The Ministry of SMEs and Startups on Nov. 6 rolled out plans to host a two-day tech event later in November in its move to jumpstart a paradigm shift from the state-led coordination model in order to foster the global presence of domestic startups.
Dubbed “ComeUp 2019,” the event is poised to take place Nov. 28-29 at Dongdaemun Design Plaza in Seoul. Organizers comprising the government officials, startup entrepreneurs, investors and advisers say their maiden voyage could in the long run be to create what is equivalent to giant tech events like Web Summit in Lisbon and Slush in Helsinki.
“ComeUp 2019 will be different from previous state-led tech events here,” Cha Jung-hoon, a deputy minister of the Startups Ministry who formerly worked at Nvidia, told a press conference at Hanwha Dreamplus in Seoul.
Cha added the event’s organizing committee will act independently from the government as time goes by, while bringing in international entities from some 30 countries including the United States, Finland, Sweden and France to co-host sessions involving foreign players, by working with Korean government agencies.
Buttressed by this, the event will serve as a momentum for the Korean startup ecosystem to go global.
“The Ministry will continue to support the event, but will not interfere,” Cha said.
The first of its kind to be hosted by the Startups Ministry, the event will feature speeches, panel discussions and pitching competitions for startups devoted to various sectors: food technology, bio healthcare, edutech, beauty, mobility, entertainment, artificial intelligence and fintech. Networking opportunities also abound, according to the organizers.
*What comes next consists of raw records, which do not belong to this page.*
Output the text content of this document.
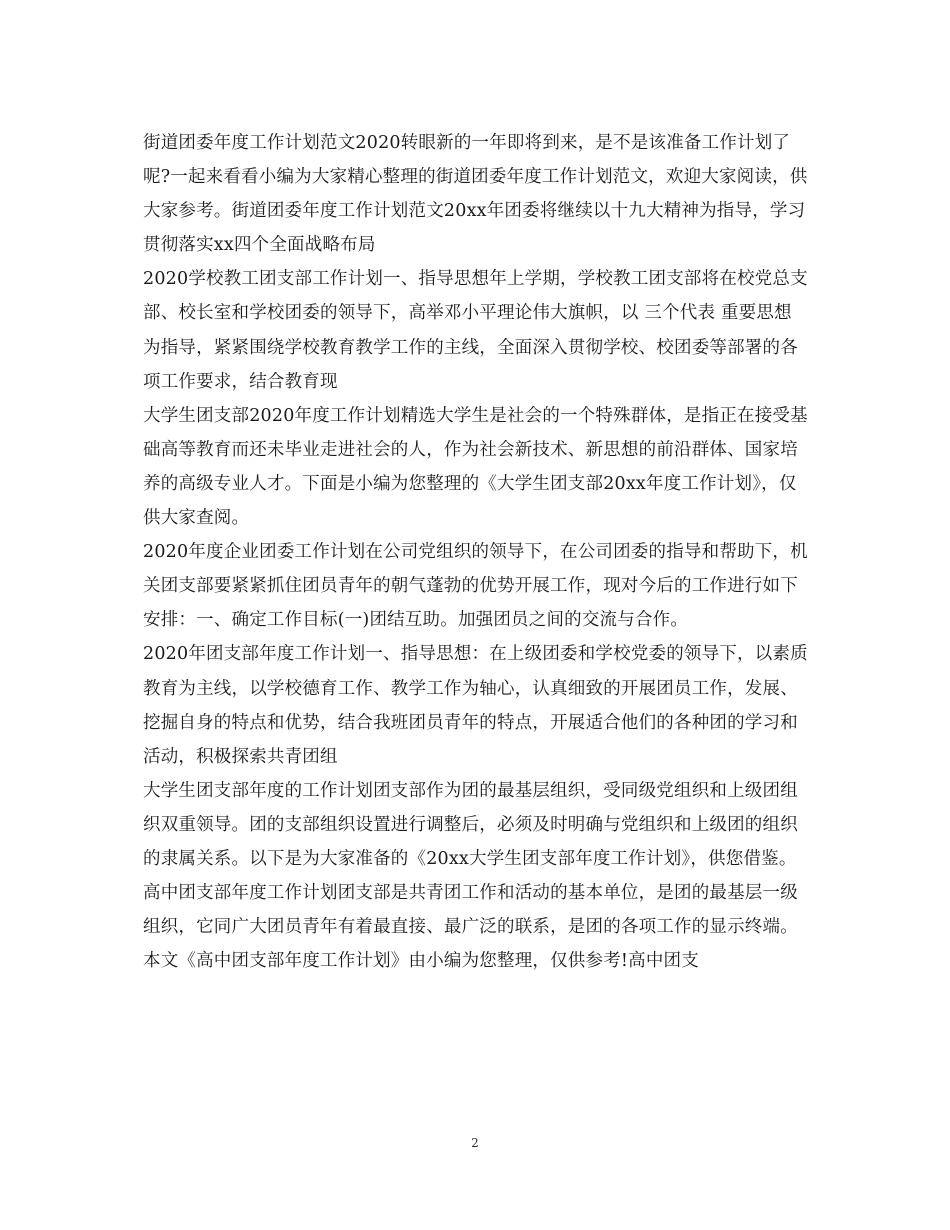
街道团委年度工作计划范文2020转眼新的一年即将到来，是不是该准备工作计划了呢?一起来看看小编为大家精心整理的街道团委年度工作计划范文，欢迎大家阅读，供大家参考。街道团委年度工作计划范文20xx年团委将继续以十九大精神为指导，学习贯彻落实xx四个全面战略布局

2020学校教工团支部工作计划一、指导思想年上学期，学校教工团支部将在校党总支部、校长室和学校团委的领导下，高举邓小平理论伟大旗帜，以 三个代表 重要思想为指导，紧紧围绕学校教育教学工作的主线，全面深入贯彻学校、校团委等部署的各项工作要求，结合教育现

大学生团支部2020年度工作计划精选大学生是社会的一个特殊群体，是指正在接受基础高等教育而还未毕业走进社会的人，作为社会新技术、新思想的前沿群体、国家培养的高级专业人才。下面是小编为您整理的《大学生团支部20xx年度工作计划》，仅供大家查阅。

2020年度企业团委工作计划在公司党组织的领导下，在公司团委的指导和帮助下，机关团支部要紧紧抓住团员青年的朝气蓬勃的优势开展工作，现对今后的工作进行如下安排：一、确定工作目标(一)团结互助。加强团员之间的交流与合作。

2020年团支部年度工作计划一、指导思想：在上级团委和学校党委的领导下，以素质教育为主线，以学校德育工作、教学工作为轴心，认真细致的开展团员工作，发展、挖掘自身的特点和优势，结合我班团员青年的特点，开展适合他们的各种团的学习和活动，积极探索共青团组

大学生团支部年度的工作计划团支部作为团的最基层组织，受同级党组织和上级团组织双重领导。团的支部组织设置进行调整后，必须及时明确与党组织和上级团的组织的隶属关系。以下是为大家准备的《20xx大学生团支部年度工作计划》，供您借鉴。

高中团支部年度工作计划团支部是共青团工作和活动的基本单位，是团的最基层一级组织，它同广大团员青年有着最直接、最广泛的联系，是团的各项工作的显示终端。本文《高中团支部年度工作计划》由小编为您整理，仅供参考!高中团支

2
Prior to the event, on Nov. 27, participants will be given a chance to go on a fam trip to visit shared working spaces in Seoul like Tips and Maru 180 and offices of unicorns here like Woowa Brothers and Yanolja.
In particular, startup accelerator FuturePlay CEO Ryu Jung-hee, a member of the organizing committee, said ComeUp 2019 will encourage participants’ engagement with speakers from at home and abroad who will judge the pitching competition for the same sector.
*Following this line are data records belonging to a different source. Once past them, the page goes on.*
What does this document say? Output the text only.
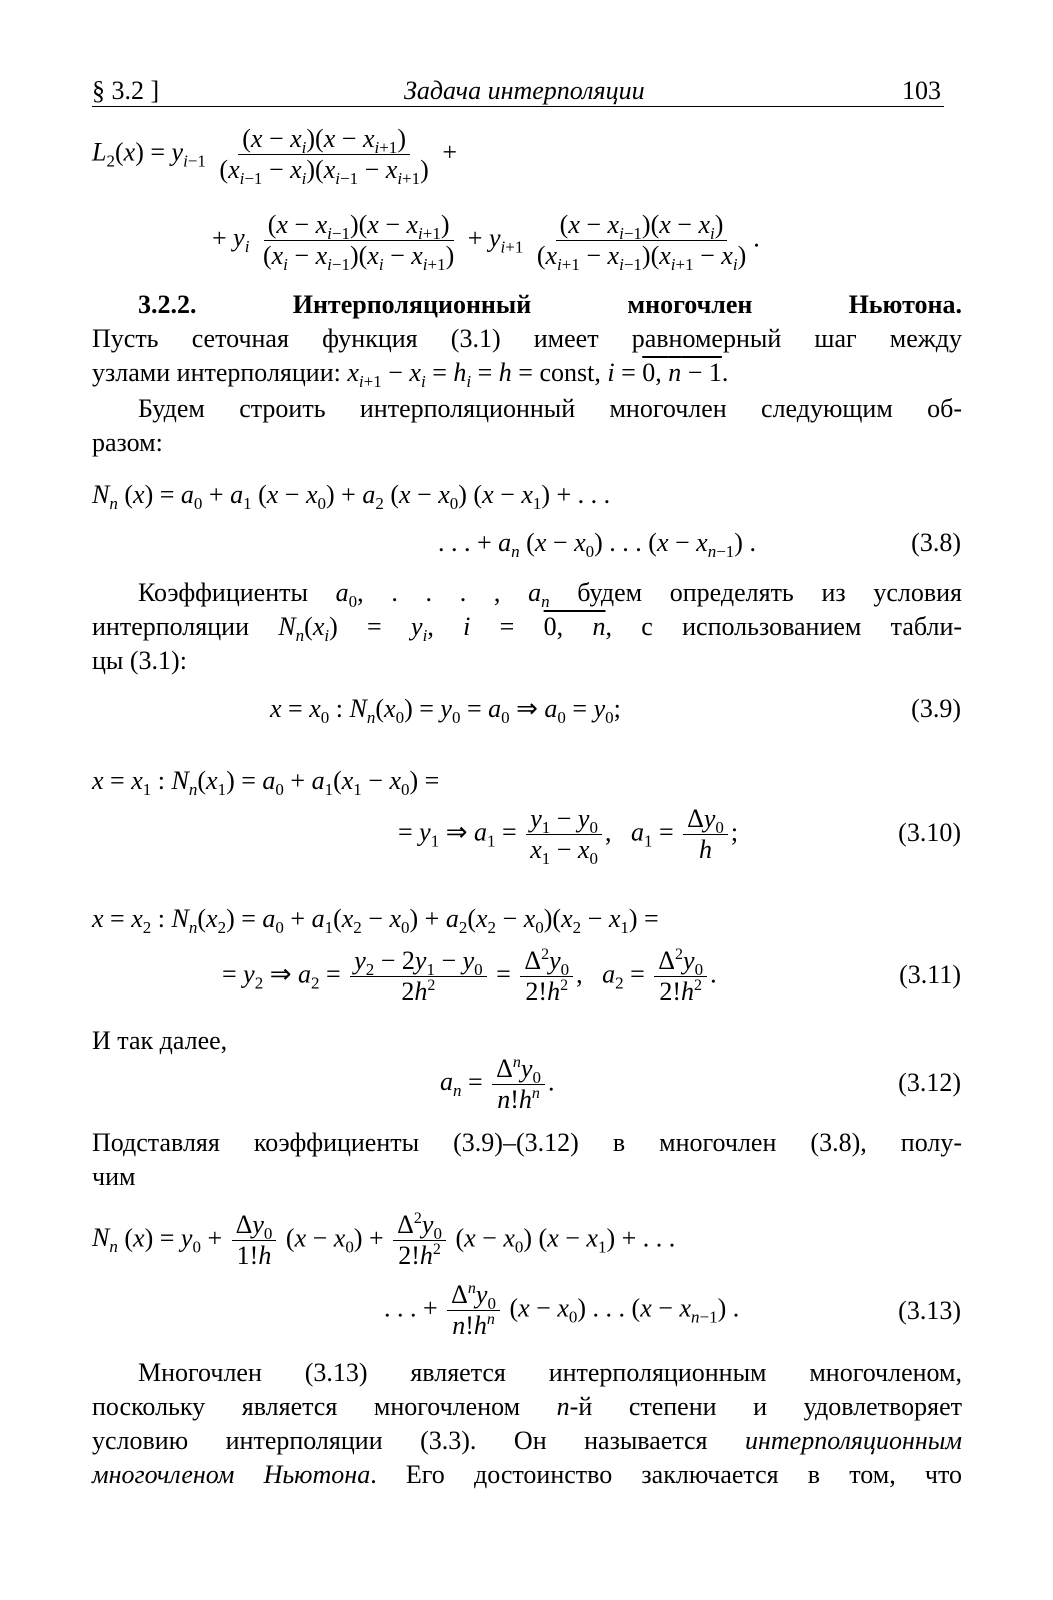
§ 3.2 ]	Задача интерполяции	103
$L_2(x) = y_{i-1} \frac{(x - x_i)(x - x_{i+1})}{(x_{i-1} - x_i)(x_{i-1} - x_{i+1})}$ +
+ $y_i \frac{(x - x_{i-1})(x - x_{i+1})}{(x_i - x_{i-1})(x_i - x_{i+1})} + y_{i+1} \frac{(x - x_{i-1})(x - x_i)}{(x_{i+1} - x_{i-1})(x_{i+1} - x_i)}$ .
3.2.2.	Интерполяционный	многочлен	Ньютона.
Пусть сеточная функция (3.1) имеет равномерный шаг между
узлами интерполяции: $x_{i+1} - x_i = h_i = h$ = const, i = 0, n − 1.
Будем строить интерполяционный многочлен следующим об-
разом:
$N_n$ $(x) = a_0 + a_1$ $(x - x_0) + a_2$ $(x - x_0)$ $(x - x_1)$ + . . .
. . . + $a_n$ $(x - x_0)$ . . . $(x - x_{n-1})$ .	(3.8)
Коэффициенты $a_0$, . . . , $a_n$ будем определять из условия
интерполяции $N_n(x_i) = y_i$, i = 0, n, с использованием табли-
цы (3.1):
$x = x_0$ : $N_n(x_0) = y_0 = a_0$ ⇒ $a_0 = y_0$;	(3.9)
$x = x_1$ : $N_n(x_1) = a_0 + a_1(x_1 - x_0)$ =
= $y_1$ ⇒ $a_1 = \frac{y_1 - y_0}{x_1 - x_0}$ ,   $a_1 = \frac{\Delta y_0}{h}$ ;	(3.10)
$x = x_2$ : $N_n(x_2) = a_0 + a_1(x_2 - x_0) + a_2(x_2 - x_0)(x_2 - x_1)$ =
= $y_2$ ⇒ $a_2 = \frac{y_2 - 2y_1 - y_0}{2h^2} = \frac{\Delta^2y_0}{2!h^2}$ ,   $a_2 = \frac{\Delta^2y_0}{2!h^2}$ .	(3.11)
И так далее,
$a_n = \frac{\Delta^ny_0}{n!h^n}$ .	(3.12)
Подставляя коэффициенты (3.9)–(3.12) в многочлен (3.8), полу-
чим
$N_n$ $(x) = y_0 + \frac{\Delta y_0}{1!h} (x - x_0) + \frac{\Delta^2y_0}{2!h^2} (x - x_0) (x - x_1)$ + . . .
. . . + $\frac{\Delta^ny_0}{n!h^n} (x - x_0)$ . . . $(x - x_{n-1})$ .	(3.13)
Многочлен (3.13) является интерполяционным многочленом,
поскольку является многочленом n-й степени и удовлетворяет
условию интерполяции (3.3). Он называется интерполяционным
многочленом Ньютона. Его достоинство заключается в том, что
“Speakers of each session will come down to the floor as soon as their speech is over to interact with participants,” Ryu said in a press conference.
On Nov. 6, a private sector-heavy organizer committee held the final meeting, the eighth one over the past six months to decide the schedule. Organizers including the Startup Ministry, entrepreneurs and government agencies like the Korea Institute of Startups and Entrepreneurship Development, said they have laid the foundation for what is touted as the “annual, global event.”
The committee comprises 14 representatives of startups here such as entrepreneurs Kim Bong-jin; head of food delivery unicorn Woowa Brothers; Lee Seung-gun, chief of money transfer unicorn Viva Republica; investors including FuturePlay CEO Ryu and advisers such as Startup Alliance Managing Director Lim Jung-wook, as well as two government officials.